DREAMS Innovation Challenge

Lubuto was awarded a DREAMS Innovation Challenge grant in 2016 to support a two-year project using libraries as a platform to keep adolescent girls in secondary school and AIDS-free.  Girls and young women account for 71% of new HIV infections among adolescents in sub-Saharan Africa, with more than 1,000 new infections a day.  In response to this, DREAMS was launched in 2014 to help girls develop into Determined, Resilient, Empowered, AIDS-free, Mentored, and Safe women.

Lubuto’s DREAMS programs have seen meaningful results. In two years, 1,174 boys and girls graduated from mentoring programs, 180 peer mentors were trained to inspire others and give back to their communities and 13 HIV testing and counseling sessions resulted in an unprecedented 100% referral completion rate. Girls met with female parliamentarians, doctors and coders and learned that anything is possible for them.

 
 

OSISA and Comic Relief

After receiving an initial grant from the Open Society Initiative of Southern Africa (OSISA) in 2012 to evaluate the impact of our library model, we were awarded a new grant in 2013, jointly funded by UK-based charity Comic Relief and OSISA, for a project entitled "Improving access to quality education in Zambia through the Lubuto Library Model." Over three years, this support enabled us to build on our existing programs and promote our innovative model to stakeholders in Zambia and around the world.

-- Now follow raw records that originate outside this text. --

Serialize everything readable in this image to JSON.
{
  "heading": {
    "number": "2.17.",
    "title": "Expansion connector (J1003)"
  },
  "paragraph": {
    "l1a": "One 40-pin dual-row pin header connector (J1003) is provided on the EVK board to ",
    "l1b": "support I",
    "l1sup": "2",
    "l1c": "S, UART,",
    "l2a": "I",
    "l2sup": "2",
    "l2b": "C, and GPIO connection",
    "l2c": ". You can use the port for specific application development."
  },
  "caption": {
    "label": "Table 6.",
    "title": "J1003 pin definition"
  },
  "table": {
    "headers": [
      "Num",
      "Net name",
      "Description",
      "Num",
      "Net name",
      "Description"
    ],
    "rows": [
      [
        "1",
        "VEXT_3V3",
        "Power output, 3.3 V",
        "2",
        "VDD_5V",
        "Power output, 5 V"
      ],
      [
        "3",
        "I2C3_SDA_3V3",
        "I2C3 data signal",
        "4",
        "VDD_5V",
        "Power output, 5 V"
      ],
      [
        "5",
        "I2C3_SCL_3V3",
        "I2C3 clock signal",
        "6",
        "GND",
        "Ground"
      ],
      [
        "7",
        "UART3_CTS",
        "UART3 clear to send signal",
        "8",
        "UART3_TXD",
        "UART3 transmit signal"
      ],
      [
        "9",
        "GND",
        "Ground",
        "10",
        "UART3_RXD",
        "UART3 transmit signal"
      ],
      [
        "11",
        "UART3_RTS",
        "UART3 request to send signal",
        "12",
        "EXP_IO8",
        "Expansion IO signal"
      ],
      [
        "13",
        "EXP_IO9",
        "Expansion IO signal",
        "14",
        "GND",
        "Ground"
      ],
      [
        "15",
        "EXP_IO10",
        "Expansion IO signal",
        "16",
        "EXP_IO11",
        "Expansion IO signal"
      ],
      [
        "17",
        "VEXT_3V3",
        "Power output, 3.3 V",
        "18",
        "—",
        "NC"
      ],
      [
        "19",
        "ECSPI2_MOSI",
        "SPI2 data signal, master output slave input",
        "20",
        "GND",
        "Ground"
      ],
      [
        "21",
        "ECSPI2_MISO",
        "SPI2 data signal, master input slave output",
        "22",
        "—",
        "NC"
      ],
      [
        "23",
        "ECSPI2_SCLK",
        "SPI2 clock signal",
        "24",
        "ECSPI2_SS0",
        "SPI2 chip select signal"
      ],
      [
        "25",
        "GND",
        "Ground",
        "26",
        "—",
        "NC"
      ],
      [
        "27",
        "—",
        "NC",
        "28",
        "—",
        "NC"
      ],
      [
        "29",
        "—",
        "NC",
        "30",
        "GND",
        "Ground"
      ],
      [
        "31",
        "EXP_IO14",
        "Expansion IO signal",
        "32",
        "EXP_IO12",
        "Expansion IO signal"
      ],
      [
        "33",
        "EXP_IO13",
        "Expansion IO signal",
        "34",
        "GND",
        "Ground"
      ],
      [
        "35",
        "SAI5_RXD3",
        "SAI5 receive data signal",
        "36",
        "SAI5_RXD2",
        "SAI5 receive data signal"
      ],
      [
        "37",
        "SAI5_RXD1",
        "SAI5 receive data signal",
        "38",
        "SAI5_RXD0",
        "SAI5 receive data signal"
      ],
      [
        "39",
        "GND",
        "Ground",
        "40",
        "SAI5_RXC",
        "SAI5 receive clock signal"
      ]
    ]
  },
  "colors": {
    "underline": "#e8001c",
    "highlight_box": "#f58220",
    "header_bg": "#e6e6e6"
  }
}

Under this project, we were also able to establish the first rural Lubuto library, the Mumuni Library in Zambia's Southern Province.

 

 
 

ALL CHILDREN READING

We were one of 32 organizations chosen worldwide—out of more than 450 applications—to receive an All Children Reading (ACR) Grand Challenge for Development grant in 2012. The ACR Partnership–USAID, World Vision and AusAID–sought solutions to improve reading skills for children in the early grades to reach their goal of getting 100 million children reading by 2015. In serving Zambia’s marginalized young people, Lubuto identified very low literacy levels among the population it serves. Experts had established that children need to learn to read first in their mother tongue. The ACR award provided the opportunity for Lubuto, with the support of World Vision, to create more than 100 computer-based reading lessons for each of seven local Zambian languages. The lessons follow the new national reading curriculum and thus extend learning beyond the classroom, to computers and mobile devices used anywhere.

Dow Jones and Company and its employees very generously provided Lubuto with a corporate gift to cover construction costs of Ngwerere Library in 2010. Dow Jones employee book donations and a foundation grant together funded the collection and staff training for the new library as well. In a congratulatory letter to the children served by Ngwerere Library, Dow Jones' CEO stated that he wanted the library to "be a resource for your curiosity and your dreams. We want the words we now share to be a starting point on a journey of knowledge and learning that carries you forward in your lives."